И вдруг из кустарника высовывается баба и кричит:
— Пошел, пошел, мазепа! Ходют тут, того гляди, как сундучок у тетки Арины, у перхушковской… Ванька!.. Ванька!.. — закричала она вдруг неистово. — Гусешат-то сосчитай, гусеша-ат…
Насилу я удрал из деревни на большую дорогу. У других ребят вышло тоже в этом роде, а двоих из наших ребят с рулеткой чуть было не поколотили за то, что они хотели произвести обмер.
Со мной опять, кажется, начинается то же, что было зимой, но уже не по моей вине. Кроме того, я отношусь теперь к этому сознательнее, чем зимой: ввиду, во-первых, случая с Линой, а во-вторых, потому что, судя по бумаге, свистнутой мною в СПОНе, за кое-какие вещи бывают наказания. Самое плохое то, что Никпетож уехал в отпуск. Юшке Громову в этих вопросах я верить не могу, больше мне посоветоваться не с кем, потому что я совершенно одинок. Дело вот в чем. Это уже продолжается несколько дней.

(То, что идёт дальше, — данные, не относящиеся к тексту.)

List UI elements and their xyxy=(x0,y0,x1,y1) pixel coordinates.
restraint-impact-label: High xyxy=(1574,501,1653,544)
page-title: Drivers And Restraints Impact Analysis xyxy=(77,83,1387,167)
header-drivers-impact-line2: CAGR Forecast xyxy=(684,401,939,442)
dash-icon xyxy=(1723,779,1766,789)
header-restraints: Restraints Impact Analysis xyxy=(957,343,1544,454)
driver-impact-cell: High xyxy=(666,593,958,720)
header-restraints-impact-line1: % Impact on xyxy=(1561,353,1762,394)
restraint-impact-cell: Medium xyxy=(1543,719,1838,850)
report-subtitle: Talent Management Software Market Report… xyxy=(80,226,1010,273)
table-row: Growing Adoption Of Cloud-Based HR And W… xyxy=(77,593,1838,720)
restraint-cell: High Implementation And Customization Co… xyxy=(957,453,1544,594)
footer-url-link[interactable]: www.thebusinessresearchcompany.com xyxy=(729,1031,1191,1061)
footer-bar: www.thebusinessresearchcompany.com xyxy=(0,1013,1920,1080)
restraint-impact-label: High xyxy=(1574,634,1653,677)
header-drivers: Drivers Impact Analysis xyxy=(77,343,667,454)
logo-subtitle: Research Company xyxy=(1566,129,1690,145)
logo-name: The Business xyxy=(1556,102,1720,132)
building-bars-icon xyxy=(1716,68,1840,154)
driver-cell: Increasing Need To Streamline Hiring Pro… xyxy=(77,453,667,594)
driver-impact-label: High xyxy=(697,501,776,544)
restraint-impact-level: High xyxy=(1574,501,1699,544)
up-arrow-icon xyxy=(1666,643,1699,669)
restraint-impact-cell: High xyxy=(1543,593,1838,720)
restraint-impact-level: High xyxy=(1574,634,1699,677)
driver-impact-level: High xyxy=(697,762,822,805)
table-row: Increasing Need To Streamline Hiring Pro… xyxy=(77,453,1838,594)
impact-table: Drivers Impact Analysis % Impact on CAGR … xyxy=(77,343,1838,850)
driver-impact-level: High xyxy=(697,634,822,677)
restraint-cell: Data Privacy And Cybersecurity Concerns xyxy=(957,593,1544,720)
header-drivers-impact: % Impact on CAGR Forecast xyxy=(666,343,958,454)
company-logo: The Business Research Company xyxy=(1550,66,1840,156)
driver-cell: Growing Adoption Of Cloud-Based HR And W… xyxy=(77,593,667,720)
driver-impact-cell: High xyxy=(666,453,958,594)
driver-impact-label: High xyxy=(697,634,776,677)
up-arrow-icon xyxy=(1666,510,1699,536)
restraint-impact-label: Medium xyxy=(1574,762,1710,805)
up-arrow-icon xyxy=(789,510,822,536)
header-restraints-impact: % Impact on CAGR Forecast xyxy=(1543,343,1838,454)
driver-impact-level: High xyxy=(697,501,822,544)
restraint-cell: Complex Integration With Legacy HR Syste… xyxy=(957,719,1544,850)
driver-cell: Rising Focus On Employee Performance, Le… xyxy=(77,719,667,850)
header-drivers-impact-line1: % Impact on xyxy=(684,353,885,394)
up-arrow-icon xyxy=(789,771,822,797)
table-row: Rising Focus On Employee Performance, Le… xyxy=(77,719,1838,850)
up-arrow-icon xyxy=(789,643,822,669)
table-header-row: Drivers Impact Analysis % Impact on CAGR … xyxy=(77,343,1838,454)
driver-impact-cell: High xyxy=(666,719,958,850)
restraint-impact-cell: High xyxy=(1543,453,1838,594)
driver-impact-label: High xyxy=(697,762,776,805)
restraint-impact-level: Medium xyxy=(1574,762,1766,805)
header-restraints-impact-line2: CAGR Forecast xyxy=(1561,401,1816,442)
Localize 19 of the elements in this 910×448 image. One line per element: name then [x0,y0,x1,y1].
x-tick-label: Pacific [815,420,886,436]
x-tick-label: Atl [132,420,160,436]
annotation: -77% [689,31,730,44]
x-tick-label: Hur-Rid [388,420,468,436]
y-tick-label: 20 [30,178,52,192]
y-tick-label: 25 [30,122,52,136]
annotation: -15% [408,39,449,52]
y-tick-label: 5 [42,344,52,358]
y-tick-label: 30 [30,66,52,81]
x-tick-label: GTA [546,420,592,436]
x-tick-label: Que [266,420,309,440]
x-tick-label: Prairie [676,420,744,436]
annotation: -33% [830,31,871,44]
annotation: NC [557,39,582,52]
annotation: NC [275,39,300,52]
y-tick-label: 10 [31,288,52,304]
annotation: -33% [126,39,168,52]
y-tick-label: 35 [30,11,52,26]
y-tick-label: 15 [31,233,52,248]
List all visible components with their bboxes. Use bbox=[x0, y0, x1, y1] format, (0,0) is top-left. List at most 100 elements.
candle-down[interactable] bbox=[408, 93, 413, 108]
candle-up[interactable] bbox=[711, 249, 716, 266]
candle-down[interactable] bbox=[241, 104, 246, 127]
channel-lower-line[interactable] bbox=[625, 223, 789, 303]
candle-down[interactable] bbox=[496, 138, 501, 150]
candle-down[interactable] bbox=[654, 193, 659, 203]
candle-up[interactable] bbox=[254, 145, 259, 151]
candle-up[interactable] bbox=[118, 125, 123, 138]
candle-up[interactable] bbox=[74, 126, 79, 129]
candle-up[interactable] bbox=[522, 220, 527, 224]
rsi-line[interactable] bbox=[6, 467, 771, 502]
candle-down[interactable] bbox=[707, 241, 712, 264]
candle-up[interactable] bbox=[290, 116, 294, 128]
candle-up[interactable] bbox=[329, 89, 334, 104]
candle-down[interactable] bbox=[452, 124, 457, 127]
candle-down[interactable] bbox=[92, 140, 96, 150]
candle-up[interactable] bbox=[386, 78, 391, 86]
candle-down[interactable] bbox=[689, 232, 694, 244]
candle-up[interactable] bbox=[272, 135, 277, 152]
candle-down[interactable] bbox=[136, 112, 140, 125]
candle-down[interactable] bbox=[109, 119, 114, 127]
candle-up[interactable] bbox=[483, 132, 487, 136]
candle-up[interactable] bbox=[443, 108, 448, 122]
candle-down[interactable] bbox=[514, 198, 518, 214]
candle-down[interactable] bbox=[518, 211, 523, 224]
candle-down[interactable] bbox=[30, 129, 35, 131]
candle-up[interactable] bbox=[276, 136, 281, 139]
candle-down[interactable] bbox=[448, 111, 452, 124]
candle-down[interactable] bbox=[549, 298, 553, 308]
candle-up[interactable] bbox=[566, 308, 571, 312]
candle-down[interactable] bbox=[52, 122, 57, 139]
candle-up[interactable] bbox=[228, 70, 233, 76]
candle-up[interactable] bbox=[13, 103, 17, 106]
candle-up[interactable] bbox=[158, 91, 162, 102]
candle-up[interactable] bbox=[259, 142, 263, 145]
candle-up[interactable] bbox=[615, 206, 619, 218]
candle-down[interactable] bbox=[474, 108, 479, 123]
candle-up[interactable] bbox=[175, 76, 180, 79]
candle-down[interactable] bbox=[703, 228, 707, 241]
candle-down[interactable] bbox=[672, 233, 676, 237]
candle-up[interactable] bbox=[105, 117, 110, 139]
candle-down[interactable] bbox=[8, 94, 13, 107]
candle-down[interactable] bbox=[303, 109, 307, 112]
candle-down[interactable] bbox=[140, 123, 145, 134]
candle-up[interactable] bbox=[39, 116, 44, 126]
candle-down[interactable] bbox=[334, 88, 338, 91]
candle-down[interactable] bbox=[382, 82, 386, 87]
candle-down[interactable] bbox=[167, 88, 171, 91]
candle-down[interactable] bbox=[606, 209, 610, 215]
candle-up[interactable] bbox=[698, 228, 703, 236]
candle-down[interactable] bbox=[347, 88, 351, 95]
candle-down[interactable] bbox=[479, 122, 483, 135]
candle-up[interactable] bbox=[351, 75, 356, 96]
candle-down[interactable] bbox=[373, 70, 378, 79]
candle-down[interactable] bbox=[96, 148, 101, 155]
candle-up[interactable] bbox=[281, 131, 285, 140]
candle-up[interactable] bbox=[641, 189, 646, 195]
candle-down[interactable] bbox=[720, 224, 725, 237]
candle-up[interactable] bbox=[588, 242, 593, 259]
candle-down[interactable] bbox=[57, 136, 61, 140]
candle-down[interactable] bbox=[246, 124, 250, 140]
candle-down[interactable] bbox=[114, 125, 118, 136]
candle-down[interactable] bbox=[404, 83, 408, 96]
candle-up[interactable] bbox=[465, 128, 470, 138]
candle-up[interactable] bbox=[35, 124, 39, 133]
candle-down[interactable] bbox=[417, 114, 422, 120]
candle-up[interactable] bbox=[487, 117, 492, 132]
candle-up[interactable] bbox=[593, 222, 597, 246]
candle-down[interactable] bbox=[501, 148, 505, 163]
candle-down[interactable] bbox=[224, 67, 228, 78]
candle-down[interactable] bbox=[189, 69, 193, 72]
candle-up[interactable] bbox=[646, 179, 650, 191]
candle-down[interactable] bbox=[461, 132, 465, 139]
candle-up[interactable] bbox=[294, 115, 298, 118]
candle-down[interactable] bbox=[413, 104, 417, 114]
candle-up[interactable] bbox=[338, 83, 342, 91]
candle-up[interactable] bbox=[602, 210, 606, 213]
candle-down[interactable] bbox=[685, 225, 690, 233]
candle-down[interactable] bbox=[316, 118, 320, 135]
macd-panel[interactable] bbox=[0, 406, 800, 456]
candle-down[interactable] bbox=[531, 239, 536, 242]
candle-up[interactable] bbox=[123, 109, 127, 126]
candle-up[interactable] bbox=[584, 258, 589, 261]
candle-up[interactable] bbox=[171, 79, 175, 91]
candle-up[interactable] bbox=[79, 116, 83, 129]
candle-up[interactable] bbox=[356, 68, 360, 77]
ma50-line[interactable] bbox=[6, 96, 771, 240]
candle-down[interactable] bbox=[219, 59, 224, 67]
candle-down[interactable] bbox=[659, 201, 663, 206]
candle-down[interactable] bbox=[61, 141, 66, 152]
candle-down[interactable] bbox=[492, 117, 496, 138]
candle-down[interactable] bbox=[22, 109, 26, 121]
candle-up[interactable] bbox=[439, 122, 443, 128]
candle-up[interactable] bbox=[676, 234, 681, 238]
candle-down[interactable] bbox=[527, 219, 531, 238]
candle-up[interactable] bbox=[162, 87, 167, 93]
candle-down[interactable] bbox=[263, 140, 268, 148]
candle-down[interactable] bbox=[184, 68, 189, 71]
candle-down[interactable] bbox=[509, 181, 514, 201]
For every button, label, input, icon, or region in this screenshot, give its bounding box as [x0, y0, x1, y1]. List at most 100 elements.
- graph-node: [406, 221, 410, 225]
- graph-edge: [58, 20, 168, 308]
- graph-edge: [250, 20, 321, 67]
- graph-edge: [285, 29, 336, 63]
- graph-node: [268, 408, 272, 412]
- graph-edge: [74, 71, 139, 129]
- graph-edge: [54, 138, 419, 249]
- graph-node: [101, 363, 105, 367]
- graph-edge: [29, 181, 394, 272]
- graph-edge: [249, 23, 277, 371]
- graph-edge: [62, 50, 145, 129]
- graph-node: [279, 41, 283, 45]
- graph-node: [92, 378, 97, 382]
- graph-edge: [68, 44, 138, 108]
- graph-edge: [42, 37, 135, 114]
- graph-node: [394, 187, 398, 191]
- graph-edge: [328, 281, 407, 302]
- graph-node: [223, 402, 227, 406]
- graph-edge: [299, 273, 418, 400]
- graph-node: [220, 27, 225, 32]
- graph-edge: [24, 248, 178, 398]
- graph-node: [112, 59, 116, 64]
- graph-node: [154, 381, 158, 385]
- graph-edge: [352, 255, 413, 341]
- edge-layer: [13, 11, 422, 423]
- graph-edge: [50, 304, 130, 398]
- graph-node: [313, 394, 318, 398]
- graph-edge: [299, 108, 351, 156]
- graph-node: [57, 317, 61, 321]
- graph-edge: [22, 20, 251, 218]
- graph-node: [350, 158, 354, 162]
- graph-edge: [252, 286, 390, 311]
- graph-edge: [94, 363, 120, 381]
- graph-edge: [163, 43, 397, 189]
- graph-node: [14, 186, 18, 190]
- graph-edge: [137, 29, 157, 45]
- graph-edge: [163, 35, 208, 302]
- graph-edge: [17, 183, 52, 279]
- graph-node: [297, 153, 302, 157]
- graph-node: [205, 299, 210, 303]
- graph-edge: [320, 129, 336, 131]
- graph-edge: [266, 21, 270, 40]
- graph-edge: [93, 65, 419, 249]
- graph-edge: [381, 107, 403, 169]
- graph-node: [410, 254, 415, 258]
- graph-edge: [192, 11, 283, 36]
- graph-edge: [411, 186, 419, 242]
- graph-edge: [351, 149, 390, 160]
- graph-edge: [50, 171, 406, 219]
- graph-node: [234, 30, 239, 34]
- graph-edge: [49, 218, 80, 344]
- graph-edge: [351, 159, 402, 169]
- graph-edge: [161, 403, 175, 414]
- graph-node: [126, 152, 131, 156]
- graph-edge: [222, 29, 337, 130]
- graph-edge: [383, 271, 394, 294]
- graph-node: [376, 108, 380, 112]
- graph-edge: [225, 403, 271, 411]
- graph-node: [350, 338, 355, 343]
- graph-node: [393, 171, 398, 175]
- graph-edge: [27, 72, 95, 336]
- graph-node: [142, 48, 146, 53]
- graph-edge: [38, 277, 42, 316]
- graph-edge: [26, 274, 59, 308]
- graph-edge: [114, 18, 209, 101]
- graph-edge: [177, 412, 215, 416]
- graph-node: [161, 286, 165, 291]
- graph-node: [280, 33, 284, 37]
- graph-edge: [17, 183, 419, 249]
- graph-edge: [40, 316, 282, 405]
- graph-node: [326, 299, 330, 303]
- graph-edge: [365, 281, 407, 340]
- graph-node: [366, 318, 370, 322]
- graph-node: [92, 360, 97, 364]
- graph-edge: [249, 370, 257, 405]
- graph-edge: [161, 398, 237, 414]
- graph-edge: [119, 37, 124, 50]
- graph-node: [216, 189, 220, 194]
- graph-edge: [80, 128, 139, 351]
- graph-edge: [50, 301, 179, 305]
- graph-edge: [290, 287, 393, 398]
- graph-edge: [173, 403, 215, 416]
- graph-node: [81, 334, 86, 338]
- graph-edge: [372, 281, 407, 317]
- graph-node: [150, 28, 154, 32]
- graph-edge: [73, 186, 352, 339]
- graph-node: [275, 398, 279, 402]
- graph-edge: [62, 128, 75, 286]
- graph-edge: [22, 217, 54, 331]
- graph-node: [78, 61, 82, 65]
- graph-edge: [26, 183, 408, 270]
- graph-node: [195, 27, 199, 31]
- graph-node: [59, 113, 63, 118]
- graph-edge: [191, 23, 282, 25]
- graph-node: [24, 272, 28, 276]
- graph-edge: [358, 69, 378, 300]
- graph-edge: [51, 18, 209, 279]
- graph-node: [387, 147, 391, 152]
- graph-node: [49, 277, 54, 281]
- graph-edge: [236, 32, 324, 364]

Юшкина сестра Мария затеяла ставить спектакль — «Предложение» Чехова, и в этом спектакле я должен играть роль жениха, а Мария — невесты. Пьеса эта несовременная и довольно бузоватая, про помещиков, но я согласился, потому что вообще хочу попробовать себя как артиста. По роли мне нужно поцеловаться с Марией. На репетиции я ее облапил и поцеловал, а она говорит:
— Фу, всю обслюнявил… Да ты разве не умеешь целоваться?
Тут было человек пять, они все захохотали, а Юшка Громов кричит:
— А-а-а!.. Покраснел, покраснел!..
Я обозлился и сказал, что в спектакле не буду участвовать и сейчас же ухожу домой. Тут все меня обступили, стали упрашивать, чтобы я остался, а Юшка отвел меня в угол и говорит:
— Ты что, маленький, что ли, сволочь эдакая? Или все больше в кулачок говоришь? Разве не видишь, что Мария к тебе лезет?
Я сразу и не понял, что он хотел сказать, но тут налетела Мария, пихнула Юшку так, что он отлетел, а сама шепчет:
— Чудак ты какой, Костя! Ведь это не беда, что ты не умеешь, я тебя научу. Хочешь, хочешь? Приходи вечером к нам в сад.